The bone marrow microenvironment is highly saturated with bone marrow adipocytes (BMA), which differentiate from their precursor, mesenchymal stem cells (MSC). Evidence from patient trials suggests that bone marrow adiposity is increased in patients following some forms of chemotherapy. Moreover, it has been suggested that BMA can confer chemotherapeutic resistance to tumour cells, thereby ascribing a tumour-supportive role to BMA. We investigated the effect of chemotherapy on adipogenesis of human MSC in vitro, as well as potential underlying mechanisms leading to altered adipogenesis, and the effects in turn on tumour cell proliferation. Doxorubicin or carboplatin treatment of adipogenic differentiating MSC led to an increased percentage of mature BMA confirmed by increased gene expression of the adipocyte marker, PPARG. RNA-seq analysis identified significant increases in fibroblast growth factor (FGF) pathway genes in doxorubicin treated adipogenic differentiated MSC, which were validated at the mRNA and protein level. Notably, endogenous and secreted FGF2 was significantly increased with doxorubicin treatment.
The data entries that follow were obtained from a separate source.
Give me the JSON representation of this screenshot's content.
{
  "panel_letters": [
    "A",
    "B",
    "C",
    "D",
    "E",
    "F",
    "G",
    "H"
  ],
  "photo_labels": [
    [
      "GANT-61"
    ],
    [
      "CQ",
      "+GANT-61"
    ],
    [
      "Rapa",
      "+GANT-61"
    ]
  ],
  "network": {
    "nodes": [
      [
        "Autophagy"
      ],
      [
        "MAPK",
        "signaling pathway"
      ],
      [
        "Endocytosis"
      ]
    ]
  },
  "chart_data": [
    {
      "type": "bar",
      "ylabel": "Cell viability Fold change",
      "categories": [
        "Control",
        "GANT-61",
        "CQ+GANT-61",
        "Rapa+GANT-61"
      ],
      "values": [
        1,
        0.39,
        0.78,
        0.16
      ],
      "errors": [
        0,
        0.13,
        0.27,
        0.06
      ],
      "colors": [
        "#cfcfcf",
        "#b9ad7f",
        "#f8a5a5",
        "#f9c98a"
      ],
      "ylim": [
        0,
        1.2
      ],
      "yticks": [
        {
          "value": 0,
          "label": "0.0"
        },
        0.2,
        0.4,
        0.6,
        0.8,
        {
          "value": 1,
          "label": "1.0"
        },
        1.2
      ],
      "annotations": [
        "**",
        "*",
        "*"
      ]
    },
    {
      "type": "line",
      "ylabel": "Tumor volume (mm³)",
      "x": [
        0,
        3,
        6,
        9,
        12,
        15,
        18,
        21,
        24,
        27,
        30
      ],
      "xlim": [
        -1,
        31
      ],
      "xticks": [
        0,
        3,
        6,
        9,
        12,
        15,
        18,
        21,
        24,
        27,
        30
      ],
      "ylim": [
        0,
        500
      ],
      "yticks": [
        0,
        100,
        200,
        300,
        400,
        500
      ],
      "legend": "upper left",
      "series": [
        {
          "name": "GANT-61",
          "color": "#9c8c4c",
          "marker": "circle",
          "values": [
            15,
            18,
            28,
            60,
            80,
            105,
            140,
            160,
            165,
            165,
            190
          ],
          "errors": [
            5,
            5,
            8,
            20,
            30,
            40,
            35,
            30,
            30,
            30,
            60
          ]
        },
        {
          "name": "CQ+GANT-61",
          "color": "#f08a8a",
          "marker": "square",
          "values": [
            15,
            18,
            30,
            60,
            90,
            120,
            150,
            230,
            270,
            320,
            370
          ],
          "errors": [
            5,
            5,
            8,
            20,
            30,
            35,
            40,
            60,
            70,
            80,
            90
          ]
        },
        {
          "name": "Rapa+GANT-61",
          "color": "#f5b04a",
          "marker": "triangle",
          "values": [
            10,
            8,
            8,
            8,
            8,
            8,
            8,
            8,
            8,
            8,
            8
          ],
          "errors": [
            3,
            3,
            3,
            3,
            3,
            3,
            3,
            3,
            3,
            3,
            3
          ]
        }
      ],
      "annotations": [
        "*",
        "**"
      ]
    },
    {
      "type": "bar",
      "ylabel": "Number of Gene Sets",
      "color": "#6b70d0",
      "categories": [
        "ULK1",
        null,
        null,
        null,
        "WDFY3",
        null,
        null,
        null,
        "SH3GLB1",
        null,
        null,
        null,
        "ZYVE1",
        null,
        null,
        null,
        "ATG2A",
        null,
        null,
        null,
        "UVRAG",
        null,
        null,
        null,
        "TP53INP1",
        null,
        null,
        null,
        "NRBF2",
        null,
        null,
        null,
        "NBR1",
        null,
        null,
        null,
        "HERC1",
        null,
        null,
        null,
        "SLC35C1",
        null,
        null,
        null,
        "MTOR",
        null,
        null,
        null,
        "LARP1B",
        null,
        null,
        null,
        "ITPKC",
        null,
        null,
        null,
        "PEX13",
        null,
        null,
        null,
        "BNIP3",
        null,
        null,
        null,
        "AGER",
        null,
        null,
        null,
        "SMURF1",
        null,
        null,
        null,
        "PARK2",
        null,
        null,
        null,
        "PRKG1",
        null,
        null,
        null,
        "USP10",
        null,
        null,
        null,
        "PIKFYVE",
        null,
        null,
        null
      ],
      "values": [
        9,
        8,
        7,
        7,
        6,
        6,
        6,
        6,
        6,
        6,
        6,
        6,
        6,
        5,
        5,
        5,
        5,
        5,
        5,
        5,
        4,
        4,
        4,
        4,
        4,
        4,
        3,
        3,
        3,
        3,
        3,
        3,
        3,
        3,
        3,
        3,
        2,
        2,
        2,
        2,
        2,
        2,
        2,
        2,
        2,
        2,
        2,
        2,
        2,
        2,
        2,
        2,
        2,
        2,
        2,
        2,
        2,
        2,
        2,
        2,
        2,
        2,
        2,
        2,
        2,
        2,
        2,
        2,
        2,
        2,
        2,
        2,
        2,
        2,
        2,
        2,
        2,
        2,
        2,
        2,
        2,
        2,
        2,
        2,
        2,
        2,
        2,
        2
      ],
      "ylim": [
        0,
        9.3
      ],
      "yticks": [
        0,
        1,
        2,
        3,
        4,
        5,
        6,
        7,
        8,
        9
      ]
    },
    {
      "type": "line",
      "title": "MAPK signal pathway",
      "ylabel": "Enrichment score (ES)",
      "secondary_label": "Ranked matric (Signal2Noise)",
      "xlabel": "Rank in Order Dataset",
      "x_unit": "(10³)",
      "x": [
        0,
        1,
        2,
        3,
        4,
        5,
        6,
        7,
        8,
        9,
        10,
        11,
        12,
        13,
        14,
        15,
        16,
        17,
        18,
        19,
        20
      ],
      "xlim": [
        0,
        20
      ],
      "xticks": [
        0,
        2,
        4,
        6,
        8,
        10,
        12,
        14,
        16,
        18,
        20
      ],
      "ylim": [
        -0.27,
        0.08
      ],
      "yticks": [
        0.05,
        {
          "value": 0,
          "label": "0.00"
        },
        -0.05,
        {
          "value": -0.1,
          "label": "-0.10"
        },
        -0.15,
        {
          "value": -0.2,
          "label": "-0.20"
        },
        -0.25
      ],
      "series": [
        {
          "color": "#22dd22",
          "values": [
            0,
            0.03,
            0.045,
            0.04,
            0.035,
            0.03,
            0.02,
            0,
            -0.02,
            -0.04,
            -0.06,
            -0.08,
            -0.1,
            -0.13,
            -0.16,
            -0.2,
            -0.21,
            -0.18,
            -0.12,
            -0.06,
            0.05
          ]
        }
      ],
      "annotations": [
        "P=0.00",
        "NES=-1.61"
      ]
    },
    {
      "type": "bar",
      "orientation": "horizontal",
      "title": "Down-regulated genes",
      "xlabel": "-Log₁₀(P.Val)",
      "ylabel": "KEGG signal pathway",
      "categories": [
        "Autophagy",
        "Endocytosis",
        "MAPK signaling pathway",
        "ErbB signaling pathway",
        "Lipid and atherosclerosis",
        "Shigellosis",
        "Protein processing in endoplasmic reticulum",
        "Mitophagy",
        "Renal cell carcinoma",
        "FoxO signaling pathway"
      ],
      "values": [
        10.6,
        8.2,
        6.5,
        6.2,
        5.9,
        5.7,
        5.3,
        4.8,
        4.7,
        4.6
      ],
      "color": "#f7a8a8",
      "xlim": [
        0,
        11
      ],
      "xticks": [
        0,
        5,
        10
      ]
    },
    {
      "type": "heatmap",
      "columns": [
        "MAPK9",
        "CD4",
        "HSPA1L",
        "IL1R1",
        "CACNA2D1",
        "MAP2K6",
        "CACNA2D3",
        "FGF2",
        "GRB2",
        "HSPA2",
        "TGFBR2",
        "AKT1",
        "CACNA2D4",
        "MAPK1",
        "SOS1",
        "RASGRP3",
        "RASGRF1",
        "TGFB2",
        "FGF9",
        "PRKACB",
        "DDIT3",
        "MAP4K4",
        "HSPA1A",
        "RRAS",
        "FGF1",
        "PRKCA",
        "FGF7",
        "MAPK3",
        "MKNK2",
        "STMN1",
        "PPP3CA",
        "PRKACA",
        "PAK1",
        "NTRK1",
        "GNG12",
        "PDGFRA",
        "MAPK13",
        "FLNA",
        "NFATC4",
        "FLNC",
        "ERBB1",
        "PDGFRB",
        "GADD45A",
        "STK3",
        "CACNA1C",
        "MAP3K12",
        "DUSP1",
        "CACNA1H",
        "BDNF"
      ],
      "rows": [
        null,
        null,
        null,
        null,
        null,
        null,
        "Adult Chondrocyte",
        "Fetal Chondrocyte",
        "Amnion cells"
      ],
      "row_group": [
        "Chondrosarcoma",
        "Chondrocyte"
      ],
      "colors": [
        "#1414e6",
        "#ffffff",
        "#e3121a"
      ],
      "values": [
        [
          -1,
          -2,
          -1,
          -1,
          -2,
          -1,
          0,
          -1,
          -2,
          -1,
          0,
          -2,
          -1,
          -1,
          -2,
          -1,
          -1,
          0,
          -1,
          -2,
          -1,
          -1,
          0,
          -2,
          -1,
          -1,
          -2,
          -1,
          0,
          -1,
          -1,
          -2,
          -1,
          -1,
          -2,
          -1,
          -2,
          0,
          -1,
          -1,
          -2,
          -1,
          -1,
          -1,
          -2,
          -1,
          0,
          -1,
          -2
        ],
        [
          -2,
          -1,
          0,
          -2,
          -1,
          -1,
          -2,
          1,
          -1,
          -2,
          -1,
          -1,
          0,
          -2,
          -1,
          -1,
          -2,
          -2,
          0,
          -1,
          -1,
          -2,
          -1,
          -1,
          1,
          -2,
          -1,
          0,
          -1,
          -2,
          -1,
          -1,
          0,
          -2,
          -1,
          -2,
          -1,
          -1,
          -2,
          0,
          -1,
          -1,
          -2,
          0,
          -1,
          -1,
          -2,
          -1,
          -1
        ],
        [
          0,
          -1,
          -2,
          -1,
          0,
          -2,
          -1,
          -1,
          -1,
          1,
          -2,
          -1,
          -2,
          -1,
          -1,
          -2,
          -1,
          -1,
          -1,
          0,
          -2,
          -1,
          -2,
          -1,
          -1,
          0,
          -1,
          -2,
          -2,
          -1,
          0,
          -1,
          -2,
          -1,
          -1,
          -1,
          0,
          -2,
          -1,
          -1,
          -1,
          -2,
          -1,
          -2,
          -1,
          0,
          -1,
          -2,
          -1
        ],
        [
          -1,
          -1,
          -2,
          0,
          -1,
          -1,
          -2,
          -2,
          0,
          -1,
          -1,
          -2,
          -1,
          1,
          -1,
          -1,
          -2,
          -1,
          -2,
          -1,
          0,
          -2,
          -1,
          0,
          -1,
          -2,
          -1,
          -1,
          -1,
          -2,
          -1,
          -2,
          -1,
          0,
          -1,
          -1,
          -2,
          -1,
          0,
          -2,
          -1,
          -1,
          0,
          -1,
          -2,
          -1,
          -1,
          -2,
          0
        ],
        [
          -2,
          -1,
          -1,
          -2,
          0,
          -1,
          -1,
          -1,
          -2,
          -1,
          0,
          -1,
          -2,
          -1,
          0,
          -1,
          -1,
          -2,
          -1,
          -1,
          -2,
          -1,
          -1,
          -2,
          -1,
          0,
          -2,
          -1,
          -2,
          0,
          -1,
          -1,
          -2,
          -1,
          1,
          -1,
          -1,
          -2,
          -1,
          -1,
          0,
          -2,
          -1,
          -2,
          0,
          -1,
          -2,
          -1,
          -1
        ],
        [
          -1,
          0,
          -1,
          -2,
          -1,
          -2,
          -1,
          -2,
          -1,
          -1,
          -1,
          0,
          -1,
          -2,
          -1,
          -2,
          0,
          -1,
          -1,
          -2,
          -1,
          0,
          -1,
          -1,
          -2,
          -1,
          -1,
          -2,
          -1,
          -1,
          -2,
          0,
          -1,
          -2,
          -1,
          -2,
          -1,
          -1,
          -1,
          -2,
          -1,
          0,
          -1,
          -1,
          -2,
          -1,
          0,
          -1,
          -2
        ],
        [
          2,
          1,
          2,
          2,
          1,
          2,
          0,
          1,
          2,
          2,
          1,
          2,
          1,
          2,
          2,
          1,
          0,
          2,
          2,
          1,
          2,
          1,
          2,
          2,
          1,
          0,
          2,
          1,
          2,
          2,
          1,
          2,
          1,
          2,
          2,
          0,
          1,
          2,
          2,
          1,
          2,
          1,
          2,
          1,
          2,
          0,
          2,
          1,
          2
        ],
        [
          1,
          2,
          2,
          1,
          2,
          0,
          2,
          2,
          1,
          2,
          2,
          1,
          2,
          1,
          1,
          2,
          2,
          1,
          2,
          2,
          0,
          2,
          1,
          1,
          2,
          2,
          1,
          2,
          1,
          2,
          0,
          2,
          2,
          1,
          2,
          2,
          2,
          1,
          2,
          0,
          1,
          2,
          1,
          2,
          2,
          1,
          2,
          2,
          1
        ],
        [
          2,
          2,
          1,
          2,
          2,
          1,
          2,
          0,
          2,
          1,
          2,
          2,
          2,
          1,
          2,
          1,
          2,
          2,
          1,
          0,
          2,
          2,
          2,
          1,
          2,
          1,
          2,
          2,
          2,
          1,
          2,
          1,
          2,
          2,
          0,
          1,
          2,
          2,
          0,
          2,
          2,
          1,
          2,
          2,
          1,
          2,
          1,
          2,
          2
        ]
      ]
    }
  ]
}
Furthermore, siRNA-mediated targeting of FGF2 impeded the doxorubicin-enhanced formation of lipid-containing mature BMA returning it to levels similar to vehicle control treated BMA. As FGF2 is a secreted protein we tested and confirmed that transfer of conditioned media from doxorubicin-treated BMA enhanced proliferation of tumour cells in vitro, a phenotype that was partially abrogated when FGF2 was depleted from adipogenic differentiating MSC. Our findings suggest that chemotherapy actively promotes adipogenesis, in part by alteration of FGF2 in the context of doxorubicin treatment, which directly enhances adipogenesis and in turn leads to enhanced tumour cell growth as a result.